In harmony with the evidence, the court found that the appellants cannot read or write the English language, and that they, relying upon the respondent husband and Schutz, who under the evidence was in collusion with him, to correctly read the contract, conveyed property of the value of $12,000 or more, exclusive of the mortgage, and received in return a contract upon which nothing had been paid and which had no value in excess of the amount due upon it. They waived a part of the misrepresentations, but did not waive the one as to the $3,000 payment upon the contract.-

The decree will be reversed, with directions to cancel the *351deed from the appellants to the respondents, and to proceed with the trial of the case in the ascertainment of the appellants’ damages under the issue presented by the pleadings.

Dunbar, C. J., Fullerton, Mount, and Parker, JJ., concur.






Rehearing

On Rehearing.

[Decided April 5, 1911.]

Per Curiam.

The respondents have filed a motion asking for a modification of our former opinion. The grounds relied upon are thus stated in the motion:

“(1) That after the decision of the lower court and pending the appeal, appellants by their own negligence and indifference permitted the contract to which they held an assignment from respondents for the section of land to be forfeited by reason of appellants’ failure to carry out and comply with its terms and conditions.”
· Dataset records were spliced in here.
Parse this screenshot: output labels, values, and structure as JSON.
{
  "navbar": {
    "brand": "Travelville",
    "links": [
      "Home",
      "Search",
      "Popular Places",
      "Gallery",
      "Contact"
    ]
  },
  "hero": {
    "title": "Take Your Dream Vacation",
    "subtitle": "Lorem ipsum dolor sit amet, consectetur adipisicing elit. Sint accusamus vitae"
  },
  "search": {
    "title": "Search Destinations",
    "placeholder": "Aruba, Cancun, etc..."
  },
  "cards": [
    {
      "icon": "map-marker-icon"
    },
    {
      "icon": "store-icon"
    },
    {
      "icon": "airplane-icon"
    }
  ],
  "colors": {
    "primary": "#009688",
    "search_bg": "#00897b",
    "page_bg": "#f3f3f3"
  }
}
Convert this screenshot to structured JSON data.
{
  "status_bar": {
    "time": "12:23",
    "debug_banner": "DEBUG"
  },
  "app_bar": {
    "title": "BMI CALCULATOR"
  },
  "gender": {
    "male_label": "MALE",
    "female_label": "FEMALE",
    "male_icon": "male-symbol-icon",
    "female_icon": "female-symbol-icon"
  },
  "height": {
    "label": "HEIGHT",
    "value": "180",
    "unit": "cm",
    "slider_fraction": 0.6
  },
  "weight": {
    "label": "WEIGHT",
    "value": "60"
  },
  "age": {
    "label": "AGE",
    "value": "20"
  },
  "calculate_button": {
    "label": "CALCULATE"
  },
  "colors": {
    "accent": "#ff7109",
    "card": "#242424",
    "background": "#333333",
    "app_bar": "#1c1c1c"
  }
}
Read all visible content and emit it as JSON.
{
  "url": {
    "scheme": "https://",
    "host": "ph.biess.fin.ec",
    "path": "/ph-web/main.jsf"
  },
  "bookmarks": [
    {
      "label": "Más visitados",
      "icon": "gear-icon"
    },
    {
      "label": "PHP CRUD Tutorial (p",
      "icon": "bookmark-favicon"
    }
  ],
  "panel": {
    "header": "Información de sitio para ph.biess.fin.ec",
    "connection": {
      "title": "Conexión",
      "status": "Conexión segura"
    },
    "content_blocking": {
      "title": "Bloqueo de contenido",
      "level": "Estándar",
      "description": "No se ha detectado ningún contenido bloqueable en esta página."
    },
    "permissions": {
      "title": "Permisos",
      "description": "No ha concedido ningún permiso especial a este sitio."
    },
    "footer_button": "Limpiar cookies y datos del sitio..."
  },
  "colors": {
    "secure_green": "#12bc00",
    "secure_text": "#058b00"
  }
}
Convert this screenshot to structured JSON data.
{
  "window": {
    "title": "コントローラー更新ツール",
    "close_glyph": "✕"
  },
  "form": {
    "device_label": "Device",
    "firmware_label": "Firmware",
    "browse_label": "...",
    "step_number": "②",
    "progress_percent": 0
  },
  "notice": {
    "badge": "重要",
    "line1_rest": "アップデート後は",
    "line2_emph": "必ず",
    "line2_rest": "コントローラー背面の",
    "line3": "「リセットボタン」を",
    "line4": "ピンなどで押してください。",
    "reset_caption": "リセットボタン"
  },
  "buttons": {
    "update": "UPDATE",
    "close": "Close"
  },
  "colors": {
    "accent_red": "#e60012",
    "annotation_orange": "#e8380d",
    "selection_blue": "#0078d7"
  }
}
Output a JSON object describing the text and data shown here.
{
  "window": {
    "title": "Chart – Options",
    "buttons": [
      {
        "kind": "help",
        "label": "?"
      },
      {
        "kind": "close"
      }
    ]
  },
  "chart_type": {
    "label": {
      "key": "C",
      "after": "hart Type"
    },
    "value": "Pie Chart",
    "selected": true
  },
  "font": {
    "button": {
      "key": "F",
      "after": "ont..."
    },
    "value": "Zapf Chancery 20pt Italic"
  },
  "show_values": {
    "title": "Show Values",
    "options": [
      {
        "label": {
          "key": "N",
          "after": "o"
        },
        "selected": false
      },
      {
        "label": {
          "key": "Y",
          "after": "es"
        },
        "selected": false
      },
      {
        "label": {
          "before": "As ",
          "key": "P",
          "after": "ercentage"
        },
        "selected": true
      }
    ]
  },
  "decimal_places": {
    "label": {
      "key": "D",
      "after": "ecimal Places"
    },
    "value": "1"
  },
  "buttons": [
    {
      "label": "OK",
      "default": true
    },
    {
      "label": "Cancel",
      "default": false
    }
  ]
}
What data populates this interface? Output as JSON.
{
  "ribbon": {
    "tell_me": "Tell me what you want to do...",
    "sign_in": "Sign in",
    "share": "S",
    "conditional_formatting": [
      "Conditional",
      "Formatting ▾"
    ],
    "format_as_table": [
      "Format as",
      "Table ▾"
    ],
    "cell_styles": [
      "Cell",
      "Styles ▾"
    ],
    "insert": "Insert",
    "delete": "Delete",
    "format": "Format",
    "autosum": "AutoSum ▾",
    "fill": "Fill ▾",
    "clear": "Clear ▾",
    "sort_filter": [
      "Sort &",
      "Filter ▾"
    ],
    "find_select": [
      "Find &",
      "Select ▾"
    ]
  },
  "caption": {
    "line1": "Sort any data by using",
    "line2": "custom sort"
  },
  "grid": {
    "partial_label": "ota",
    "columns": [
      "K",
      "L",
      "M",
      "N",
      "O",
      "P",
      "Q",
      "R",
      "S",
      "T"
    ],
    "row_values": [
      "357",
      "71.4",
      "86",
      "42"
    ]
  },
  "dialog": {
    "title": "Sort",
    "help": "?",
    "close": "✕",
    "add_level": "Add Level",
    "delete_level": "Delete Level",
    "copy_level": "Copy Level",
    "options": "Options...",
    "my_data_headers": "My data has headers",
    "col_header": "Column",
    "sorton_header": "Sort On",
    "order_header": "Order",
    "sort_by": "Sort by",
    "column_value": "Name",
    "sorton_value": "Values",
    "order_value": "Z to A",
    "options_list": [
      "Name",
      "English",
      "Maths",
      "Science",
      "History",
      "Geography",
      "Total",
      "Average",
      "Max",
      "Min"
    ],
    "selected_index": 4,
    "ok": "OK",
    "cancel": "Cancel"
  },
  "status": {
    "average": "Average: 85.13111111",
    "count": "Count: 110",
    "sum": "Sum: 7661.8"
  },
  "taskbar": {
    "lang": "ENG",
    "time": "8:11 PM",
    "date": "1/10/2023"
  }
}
At the trial the appellants tendered a reassignment of the contract. The commencement of the action gave notice of their election to rescind. Their failure or refusal thereafter to keep the contract for the Adams county land in force does not affect their right to the relief sought. After the commencement of the action, the parties were required to stand upon their rights as they then existed.

(3) In our former opinion we said:

“The decree will be reversed, with directions to cancel the deed from the appellants to the respondents, and to proceed with the trial of the case in the ascertainment of the appellants’ damages under the issue presented by the pleadings.”

It is said in the motion that the “respondents should not be shut out by a summary order from contesting the various, or at least some of the elements of damages claimed by the appellants,” and that the opinion may mislead the court with respect to the recoverable damages. It is sufficient to say that the trial court will, of course, try the question of damages conformably to the applicable rules of law.